We've attached a booklet below that we've used with clients for many years. This booklet provides some really useful information that both new and experienced hearing aid users will find beneficial. Simply click on the booklet below.
How does one care for a hearing aid?
Hearing aids should be kept dry and protected from excessive temperatures. The leading causes of hearing aid repairs are earwax, which gets caught in the hearing aid, and moisture from humidity or perspiration. Many problems can be avoided if simple care and maintenance instructions are followed.
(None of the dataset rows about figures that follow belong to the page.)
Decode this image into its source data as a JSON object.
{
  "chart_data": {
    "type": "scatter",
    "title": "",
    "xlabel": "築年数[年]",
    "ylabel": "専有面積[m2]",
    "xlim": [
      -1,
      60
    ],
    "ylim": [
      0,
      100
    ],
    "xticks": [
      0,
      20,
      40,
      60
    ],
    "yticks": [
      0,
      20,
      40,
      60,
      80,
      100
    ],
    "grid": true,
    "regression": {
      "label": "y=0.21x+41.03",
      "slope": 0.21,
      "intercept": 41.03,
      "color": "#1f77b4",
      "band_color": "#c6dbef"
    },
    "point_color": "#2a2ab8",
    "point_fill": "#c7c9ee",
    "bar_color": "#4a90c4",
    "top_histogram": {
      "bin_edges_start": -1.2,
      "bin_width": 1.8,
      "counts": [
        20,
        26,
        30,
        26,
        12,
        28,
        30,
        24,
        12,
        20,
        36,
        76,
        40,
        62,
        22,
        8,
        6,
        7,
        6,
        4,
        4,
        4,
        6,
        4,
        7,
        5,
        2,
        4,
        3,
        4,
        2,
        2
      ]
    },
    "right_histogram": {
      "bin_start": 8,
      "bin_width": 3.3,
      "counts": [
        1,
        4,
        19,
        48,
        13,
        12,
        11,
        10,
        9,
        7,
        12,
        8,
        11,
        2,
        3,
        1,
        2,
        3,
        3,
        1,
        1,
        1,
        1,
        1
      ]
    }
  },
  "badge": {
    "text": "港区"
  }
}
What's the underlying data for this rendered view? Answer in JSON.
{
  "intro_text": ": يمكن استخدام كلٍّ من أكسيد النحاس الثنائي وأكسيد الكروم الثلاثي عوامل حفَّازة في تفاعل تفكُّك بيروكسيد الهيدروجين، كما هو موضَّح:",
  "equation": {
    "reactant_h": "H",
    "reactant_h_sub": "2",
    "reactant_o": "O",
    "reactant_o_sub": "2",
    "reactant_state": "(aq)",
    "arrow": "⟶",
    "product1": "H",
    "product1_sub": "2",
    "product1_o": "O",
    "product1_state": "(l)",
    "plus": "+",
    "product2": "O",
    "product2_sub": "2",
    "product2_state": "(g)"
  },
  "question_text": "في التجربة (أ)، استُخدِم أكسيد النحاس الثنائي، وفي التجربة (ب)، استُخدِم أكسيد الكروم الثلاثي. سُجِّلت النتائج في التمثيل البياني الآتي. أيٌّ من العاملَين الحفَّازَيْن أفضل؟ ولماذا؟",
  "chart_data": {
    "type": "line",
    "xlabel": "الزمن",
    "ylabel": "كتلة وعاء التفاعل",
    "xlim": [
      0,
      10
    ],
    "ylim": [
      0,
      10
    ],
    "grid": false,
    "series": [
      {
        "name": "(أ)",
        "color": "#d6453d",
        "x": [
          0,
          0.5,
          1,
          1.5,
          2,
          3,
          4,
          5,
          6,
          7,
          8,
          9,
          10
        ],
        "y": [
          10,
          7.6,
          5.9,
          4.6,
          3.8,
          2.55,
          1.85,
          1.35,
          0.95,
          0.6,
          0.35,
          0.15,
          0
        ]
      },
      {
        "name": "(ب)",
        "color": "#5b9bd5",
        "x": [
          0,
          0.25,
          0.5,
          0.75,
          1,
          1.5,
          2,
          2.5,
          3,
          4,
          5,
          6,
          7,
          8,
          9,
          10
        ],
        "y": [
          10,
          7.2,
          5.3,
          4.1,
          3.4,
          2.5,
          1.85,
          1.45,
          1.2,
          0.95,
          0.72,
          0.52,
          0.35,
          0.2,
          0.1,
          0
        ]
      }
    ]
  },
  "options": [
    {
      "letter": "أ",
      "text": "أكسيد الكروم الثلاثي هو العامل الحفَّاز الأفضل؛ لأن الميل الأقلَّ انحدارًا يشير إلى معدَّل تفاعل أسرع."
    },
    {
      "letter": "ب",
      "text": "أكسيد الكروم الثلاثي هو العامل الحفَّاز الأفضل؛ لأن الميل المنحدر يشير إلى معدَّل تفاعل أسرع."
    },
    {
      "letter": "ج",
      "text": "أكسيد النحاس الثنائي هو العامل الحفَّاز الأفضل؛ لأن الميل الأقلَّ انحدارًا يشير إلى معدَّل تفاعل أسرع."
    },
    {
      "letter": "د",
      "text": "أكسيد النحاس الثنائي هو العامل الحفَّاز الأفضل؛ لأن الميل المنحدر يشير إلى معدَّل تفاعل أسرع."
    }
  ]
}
When caring for your aid, it is recommended that you handle it over a soft surface to minimize the risk of damage by dropping it. Wipe the outer shell or your hearing aid with a dry tissue or cloth after each wearing. Do NOT use alcohol, water, or other solutions to clean the aid. Clean any wax from the bud that goes inside of your ear. Earbuds can be removed and cleaned with soapy water when needed, just ensure that they are completely dry before putting back on hearing aids. The tube that connects the SmartAid, SmartAid Digital and SmartAid Digital Premium can be removed and blown out or snaked out with a tube cleaner. Check the sound opening of the aid daily to make sure it is clear of wax. When your not wearing your hearing aids it’s recommended that the battery door is kept open, to conserve battery life and to air out the hearing aids electronic components. In the evenings it's recommended that you store your hearing aids inside of a dry-aid kit to draw any accumulated moisture out of the hearing aids while you sleep.